Night magic: Photographing Studio 54’s wild parties

Photograph: Courtesy of the artist. © Rose Hartman

Although it was open for less than three years, from 1977 to 1980, the New York nightclub Studio 54 left a huge mark on club culture. Formerly an opera house and later a TV studio, the old studio stage was converted into a dancefloor, where Andy Warhol and Elizabeth Taylor rubbed shoulders with the young artists and drag queens who had been drawn to the city by cheap rents and a louche party scene.

Drawing inspiration from the black, latinx and gay nightclubs already established in the New York underground, Studio 54 brought their creative vivacity into the mainstream. The club quickly became famous thanks to its outrageous stunts – for one New Year party, organisers dumped four tons of glitter onto the dancefloor, and later staged a Dolly Parton performance with haystacks, donkeys and chickens. After the Vietnam War but before the Aids epidemic, an anything-goes creativity was in the air.

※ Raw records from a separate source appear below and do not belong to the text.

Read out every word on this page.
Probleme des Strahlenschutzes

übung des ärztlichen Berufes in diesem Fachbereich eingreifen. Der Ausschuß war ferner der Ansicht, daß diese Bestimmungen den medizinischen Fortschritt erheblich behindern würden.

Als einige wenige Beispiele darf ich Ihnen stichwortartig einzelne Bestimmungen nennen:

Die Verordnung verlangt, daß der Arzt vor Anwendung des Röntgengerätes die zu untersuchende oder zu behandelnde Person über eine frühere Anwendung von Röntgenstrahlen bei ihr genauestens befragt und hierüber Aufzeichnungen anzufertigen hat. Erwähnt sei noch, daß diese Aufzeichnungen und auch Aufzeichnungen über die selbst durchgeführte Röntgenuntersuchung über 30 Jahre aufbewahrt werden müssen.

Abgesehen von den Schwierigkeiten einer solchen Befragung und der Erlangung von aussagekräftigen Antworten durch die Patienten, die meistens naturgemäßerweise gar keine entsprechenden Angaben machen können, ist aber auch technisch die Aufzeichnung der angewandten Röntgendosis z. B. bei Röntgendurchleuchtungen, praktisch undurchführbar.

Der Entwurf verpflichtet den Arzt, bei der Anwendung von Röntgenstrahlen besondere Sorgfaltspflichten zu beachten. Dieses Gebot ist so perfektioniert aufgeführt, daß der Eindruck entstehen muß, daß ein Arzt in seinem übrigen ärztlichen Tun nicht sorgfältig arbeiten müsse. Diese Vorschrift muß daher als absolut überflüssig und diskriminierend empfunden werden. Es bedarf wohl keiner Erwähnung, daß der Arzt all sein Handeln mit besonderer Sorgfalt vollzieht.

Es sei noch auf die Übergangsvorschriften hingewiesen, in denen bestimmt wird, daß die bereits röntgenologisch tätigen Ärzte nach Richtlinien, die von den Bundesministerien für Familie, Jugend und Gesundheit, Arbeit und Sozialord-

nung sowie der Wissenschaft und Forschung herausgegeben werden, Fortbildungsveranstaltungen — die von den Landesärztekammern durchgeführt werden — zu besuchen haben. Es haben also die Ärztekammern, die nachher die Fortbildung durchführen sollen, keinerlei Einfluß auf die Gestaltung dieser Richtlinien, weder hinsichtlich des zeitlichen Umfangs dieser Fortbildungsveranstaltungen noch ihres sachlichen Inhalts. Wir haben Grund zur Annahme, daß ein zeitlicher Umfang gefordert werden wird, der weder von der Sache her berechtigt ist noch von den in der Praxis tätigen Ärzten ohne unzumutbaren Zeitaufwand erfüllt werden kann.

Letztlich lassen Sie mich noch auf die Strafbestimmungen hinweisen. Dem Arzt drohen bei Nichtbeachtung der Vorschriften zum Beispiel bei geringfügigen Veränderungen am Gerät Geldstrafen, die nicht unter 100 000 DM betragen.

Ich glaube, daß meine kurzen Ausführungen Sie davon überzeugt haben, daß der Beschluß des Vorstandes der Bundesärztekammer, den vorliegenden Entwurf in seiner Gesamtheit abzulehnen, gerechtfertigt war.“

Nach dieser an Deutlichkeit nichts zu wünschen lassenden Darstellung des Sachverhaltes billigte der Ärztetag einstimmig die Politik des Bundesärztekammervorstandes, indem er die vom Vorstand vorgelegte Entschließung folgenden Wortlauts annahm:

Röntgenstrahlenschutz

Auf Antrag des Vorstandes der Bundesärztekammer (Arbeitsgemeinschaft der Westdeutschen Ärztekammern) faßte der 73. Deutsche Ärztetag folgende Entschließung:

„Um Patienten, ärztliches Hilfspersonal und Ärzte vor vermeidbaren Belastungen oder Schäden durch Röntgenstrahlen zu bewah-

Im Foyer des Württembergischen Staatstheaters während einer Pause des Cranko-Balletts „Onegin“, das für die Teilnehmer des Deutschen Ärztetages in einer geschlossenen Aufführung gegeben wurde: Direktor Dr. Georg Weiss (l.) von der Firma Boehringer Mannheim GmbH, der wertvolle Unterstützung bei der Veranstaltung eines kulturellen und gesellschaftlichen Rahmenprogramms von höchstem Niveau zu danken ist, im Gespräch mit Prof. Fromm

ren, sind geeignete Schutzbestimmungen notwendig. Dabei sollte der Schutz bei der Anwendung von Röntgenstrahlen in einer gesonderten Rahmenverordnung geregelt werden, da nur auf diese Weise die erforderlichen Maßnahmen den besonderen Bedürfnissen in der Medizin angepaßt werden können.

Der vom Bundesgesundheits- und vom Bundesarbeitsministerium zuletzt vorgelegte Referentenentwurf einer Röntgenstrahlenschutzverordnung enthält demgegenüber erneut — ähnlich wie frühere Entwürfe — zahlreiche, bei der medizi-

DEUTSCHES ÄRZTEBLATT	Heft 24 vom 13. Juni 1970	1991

Pat Cleveland on the dance floor during Halston’s disco bash at Studio 54, 1977 by Guy Marineau (Guy Marineau/WWD/Shutterstock)
Steve Rubell and Carmen d’Alessio in Norma Kamali coats, 1977 (Courtesy of Dustin Pittman. © Dustin Pittman)
Two Dancers, 1977 (Courtesy of Dustin Pittman. © Dustin Pittman)
Grace Jones Performance, NYE 1977-78 (Courtesy of the artist. © Ron Galella)
Fiorucci Dancers, 26 April 1977 (Courtesy of the artist. © 2019 Allan Tannenbaum)
Richard Gallo, 1979 (Courtesy of the artist. © Dustin Pittman)
Francesco Scavullo and Tina Turner in 1977 (Courtesy of the artist. © Rose Hartman)
Marisa Berenson and Valentino, 1979 (Courtesy of the artist. © Dustin Pittman)
Woman in Red (Valerie LeGaspi), Studio 54, 1977 (Courtesy of the artist. © Rose Hartman)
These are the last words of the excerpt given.